Let's start with the band releasing its record here, despite never having played the Quad Cities area previously. Tubbs is from Eldridge, Iowa, and this will be her first hometown show - and her first show in eastern Iowa in six years. "I have played for family and friends before in other bands," Tubbs said. "I'm more excited than anything else to share our material and have them listen to what we sound like now." The Rozz-Tox concert will also feature the debut of Sheridan Drive - a duo that features the daughter of Tubbs' childhood best friend.

And having two months between record-release shows - and two months between shows, period - is part of MoZo's unusual character. The pair began busking together in Seattle roughly a decade ago, and although Tubbs and Provencher are full-time musicians, MoZo is more of an occasional outlet for their original music.

They spent the summer as the rhythm section for another band, playing roughly 40 shows, and MoZo itself might only play a dozen gigs this year - a reflection of the difficulty making money as a band.

But that's no reflection of the quality of MoZo. The new album, The Neighborhood Has Changed, kicks off with three spectacularly catchy bits of songcraft in the vein of Jenny Lewis, with "Making Me Beg" adding a raucous New Orleans vibe courtesy of horns and woodwinds.

The remainder of the album largely slows the tempo and peels away the pop, but it remains compelling - from singer/songwriter storytelling to the gentlest of blues to harmonica-fueled protest to the subtle builds and releases of "A Little Love."

"These records just feel like passion projects," Provencher said. "We are making our living in music, but it's spread out over many different bands and vehicles."

So MoZo carves out time every few years for a new record and a bicycle tour. (Those tours have included western Europe and Australia/New Zealand.)

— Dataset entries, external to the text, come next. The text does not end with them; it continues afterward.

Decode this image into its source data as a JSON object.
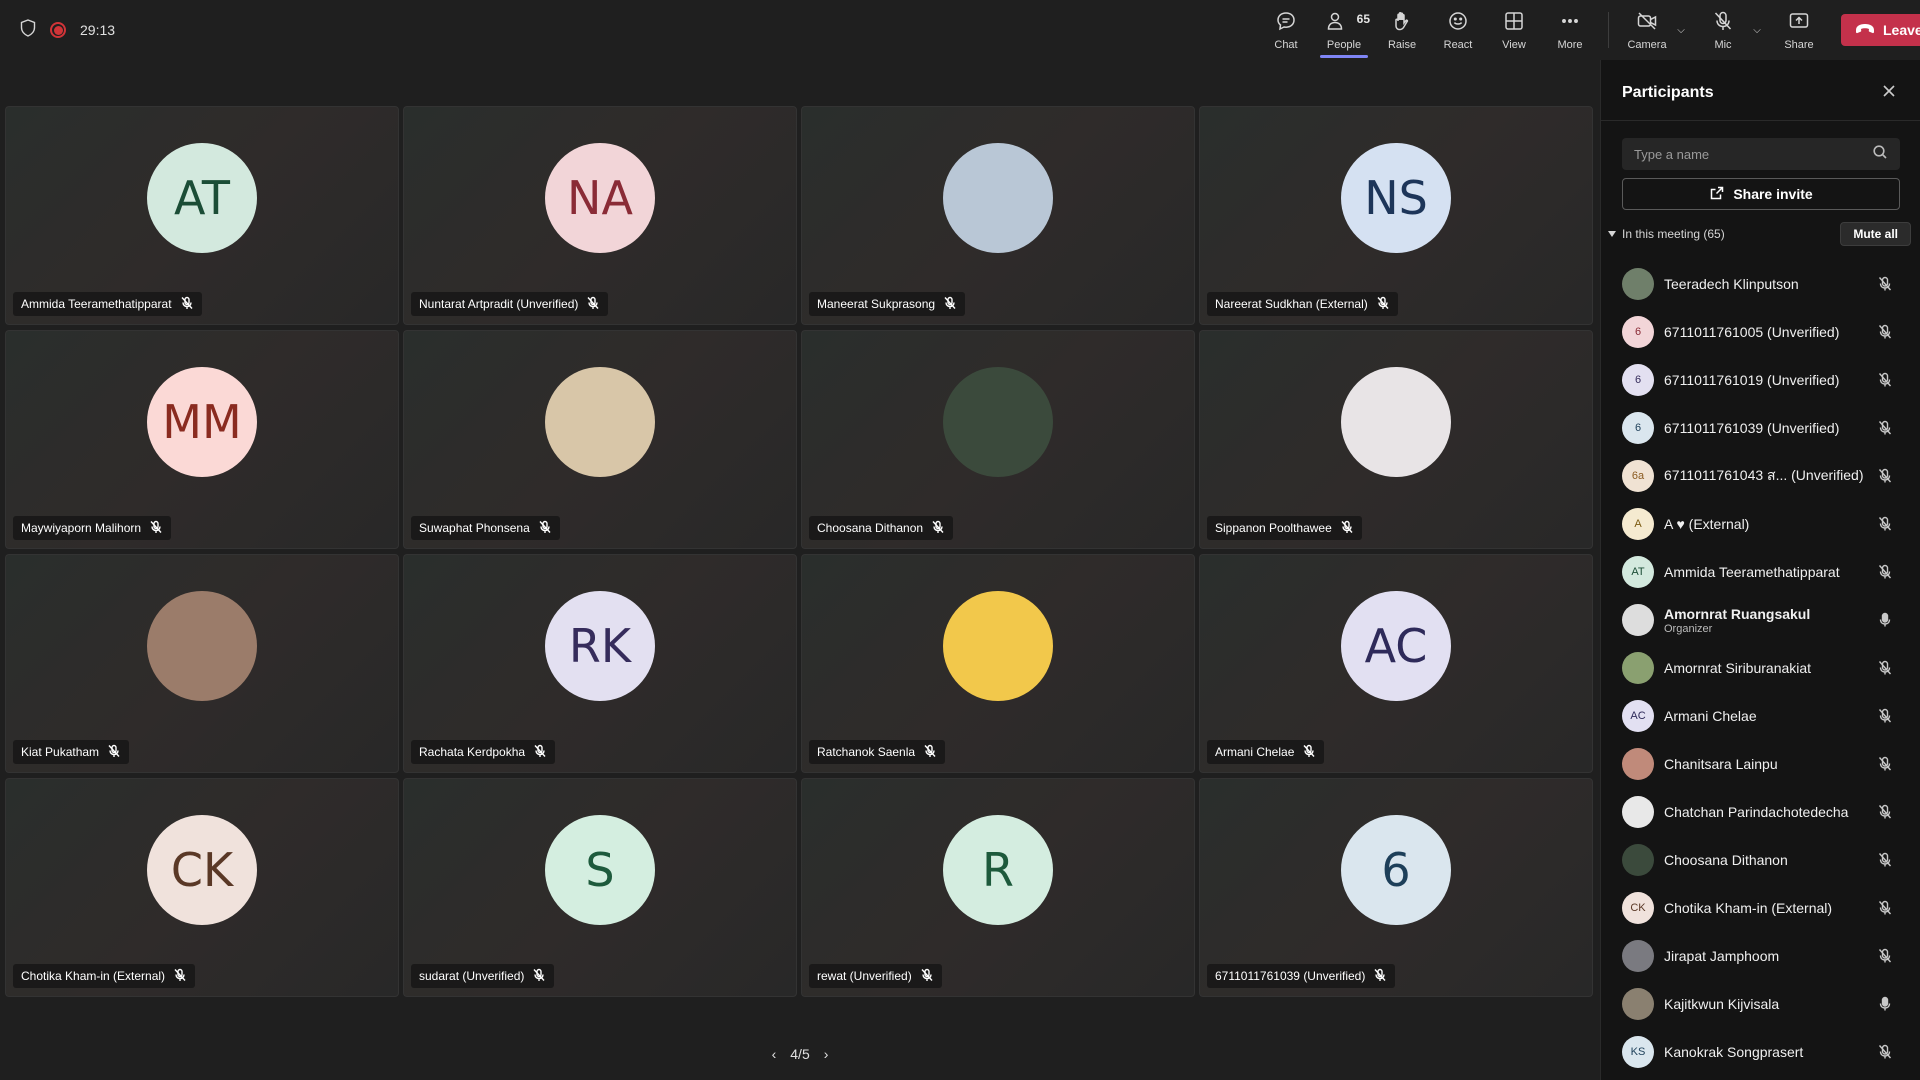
{
  "topbar": {
    "timer": "29:13",
    "chat_label": "Chat",
    "people_label": "People",
    "people_count": "65",
    "raise_label": "Raise",
    "react_label": "React",
    "view_label": "View",
    "more_label": "More",
    "camera_label": "Camera",
    "mic_label": "Mic",
    "share_label": "Share",
    "leave_label": "Leave"
  },
  "tiles": [
    {
      "name": "Ammida Teeramethatipparat",
      "initials": "AT",
      "bg": "#d3e9de",
      "fg": "#1b4d36"
    },
    {
      "name": "Nuntarat Artpradit (Unverified)",
      "initials": "NA",
      "bg": "#f2d5d8",
      "fg": "#8a2b36"
    },
    {
      "name": "Maneerat Sukprasong",
      "initials": "",
      "bg": "#b9c7d6",
      "fg": "#222"
    },
    {
      "name": "Nareerat Sudkhan (External)",
      "initials": "NS",
      "bg": "#d5e1f2",
      "fg": "#1d3559"
    },
    {
      "name": "Maywiyaporn Malihorn",
      "initials": "MM",
      "bg": "#fbd9d6",
      "fg": "#8a2b20"
    },
    {
      "name": "Suwaphat Phonsena",
      "initials": "",
      "bg": "#d8c6a8",
      "fg": "#222"
    },
    {
      "name": "Choosana Dithanon",
      "initials": "",
      "bg": "#3b4a3c",
      "fg": "#fff"
    },
    {
      "name": "Sippanon Poolthawee",
      "initials": "",
      "bg": "#e8e4e6",
      "fg": "#222"
    },
    {
      "name": "Kiat Pukatham",
      "initials": "",
      "bg": "#9b7c6a",
      "fg": "#fff"
    },
    {
      "name": "Rachata Kerdpokha",
      "initials": "RK",
      "bg": "#e3e0f1",
      "fg": "#362c5c"
    },
    {
      "name": "Ratchanok Saenla",
      "initials": "",
      "bg": "#f2c84b",
      "fg": "#222"
    },
    {
      "name": "Armani Chelae",
      "initials": "AC",
      "bg": "#e2e0f2",
      "fg": "#2e2a5a"
    },
    {
      "name": "Chotika Kham-in (External)",
      "initials": "CK",
      "bg": "#f0e2dc",
      "fg": "#5a3826"
    },
    {
      "name": "sudarat (Unverified)",
      "initials": "S",
      "bg": "#d4eee0",
      "fg": "#1d5a3c"
    },
    {
      "name": "rewat (Unverified)",
      "initials": "R",
      "bg": "#d4ede0",
      "fg": "#1d5a3c"
    },
    {
      "name": "6711011761039 (Unverified)",
      "initials": "6",
      "bg": "#dae6ee",
      "fg": "#1d3f59"
    }
  ],
  "pager": {
    "label": "4/5"
  },
  "panel": {
    "title": "Participants",
    "search_placeholder": "Type a name",
    "share_invite_label": "Share invite",
    "section_label": "In this meeting (65)",
    "mute_all_label": "Mute all",
    "participants": [
      {
        "name": "Teeradech Klinputson",
        "role": "",
        "initials": "",
        "bg": "#6f7f6a",
        "fg": "#fff",
        "mic": "muted"
      },
      {
        "name": "6711011761005 (Unverified)",
        "role": "",
        "initials": "6",
        "bg": "#f2d5d8",
        "fg": "#8a2b36",
        "mic": "muted"
      },
      {
        "name": "6711011761019 (Unverified)",
        "role": "",
        "initials": "6",
        "bg": "#e3e0f1",
        "fg": "#362c5c",
        "mic": "muted"
      },
      {
        "name": "6711011761039 (Unverified)",
        "role": "",
        "initials": "6",
        "bg": "#dae6ee",
        "fg": "#1d3f59",
        "mic": "muted"
      },
      {
        "name": "6711011761043 ส...  (Unverified)",
        "role": "",
        "initials": "6a",
        "bg": "#f0e2d3",
        "fg": "#8a5a20",
        "mic": "muted"
      },
      {
        "name": "A ♥ (External)",
        "role": "",
        "initials": "A",
        "bg": "#f5ead0",
        "fg": "#7a5a10",
        "mic": "muted"
      },
      {
        "name": "Ammida Teeramethatipparat",
        "role": "",
        "initials": "AT",
        "bg": "#d3e9de",
        "fg": "#1b4d36",
        "mic": "muted"
      },
      {
        "name": "Amornrat Ruangsakul",
        "role": "Organizer",
        "initials": "",
        "bg": "#ddd",
        "fg": "#222",
        "mic": "on"
      },
      {
        "name": "Amornrat Siriburanakiat",
        "role": "",
        "initials": "",
        "bg": "#8aa070",
        "fg": "#fff",
        "mic": "muted"
      },
      {
        "name": "Armani Chelae",
        "role": "",
        "initials": "AC",
        "bg": "#e2e0f2",
        "fg": "#2e2a5a",
        "mic": "muted"
      },
      {
        "name": "Chanitsara Lainpu",
        "role": "",
        "initials": "",
        "bg": "#c08a7a",
        "fg": "#fff",
        "mic": "muted"
      },
      {
        "name": "Chatchan Parindachotedecha",
        "role": "",
        "initials": "",
        "bg": "#e8e8e8",
        "fg": "#222",
        "mic": "muted"
      },
      {
        "name": "Choosana Dithanon",
        "role": "",
        "initials": "",
        "bg": "#3b4a3c",
        "fg": "#fff",
        "mic": "muted"
      },
      {
        "name": "Chotika Kham-in (External)",
        "role": "",
        "initials": "CK",
        "bg": "#f0e2dc",
        "fg": "#5a3826",
        "mic": "muted"
      },
      {
        "name": "Jirapat Jamphoom",
        "role": "",
        "initials": "",
        "bg": "#7a7a80",
        "fg": "#fff",
        "mic": "muted"
      },
      {
        "name": "Kajitkwun Kijvisala",
        "role": "",
        "initials": "",
        "bg": "#8a8070",
        "fg": "#fff",
        "mic": "on"
      },
      {
        "name": "Kanokrak Songprasert",
        "role": "",
        "initials": "KS",
        "bg": "#dae6ee",
        "fg": "#1d3f59",
        "mic": "muted"
      }
    ]
  },
  "colors": {
    "accent": "#7f85f5",
    "leave": "#c4314b",
    "record": "#d13438"
  }
}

"Let's go see some places we've never seen and travel by bike," Provencher said. "It's such a different experience when you're moving slowly like that. ... It came from not wanting to sit in cars all day. We both spent many years doing band tours. In some ways it feels like a cubicle job. ... We kind of wanted to get out of that van/driving mentality and get off the main road. ... It really connects you more to where you are when you're on a bike. ... You just meet more people, and you're more connected to your surroundings. ... There's more food for thought when you're off the interstate and you're seeing new things."

But they mostly play with other people. Tubbs, for instance, plays drums with several members of Seattle's Bushwick Book Club - a group of songwriters (including Provencher) who use literature as the starting point for writing exercises.

That club, Provencher said, generated six of The Neighborhood Has Changed's 10 tracks: "The rules are pretty simple: Just read the book and write new music. ... You can draw from anything you feel."

So Cheryl Strayed's self-discovery memoir Wild - about a 1,100-mile hike along the Pacific Crest Trail - begat the new album's "No Use Waiting," Provencher said: "Back in the '90s, after I turned 18, I went to college for a year and wasn't really happy. And I decided to buy a bicycle and just head off down the East Coast. ... So reading this memoir, I didn't have the same impetus she did with grief, but I just thought a lot about solo travel and that kind of journey. I thought about my mother, because she had driven me to my starting point outside of Boston. And I was just thinking about letting go and family."

The record's arrangements are thoughtfully robust, but on the road they're pared back. On bicycle tours, obviously, MoZo plays as an acoustic duo. In Rock Island, though, Tubbs promised that MoZo will offer its plugged-in side: "When it's just Moe on the guitar and me on the drums, there's something that's more raw about it anyway ... that automatically makes it a little bit sparser and grungier. It's fun to play with what we're going to do with the low end. The arrangements come from ideas surrounding that - how we can make our sound as full as possible with just the two of us."

MoZo will perform on Friday, September 18, at Rozz-Tox (2108 Third Avenue, Rock Island; RozzTox.com). Cover for the 8 p.m. all-ages show is $5 to $10.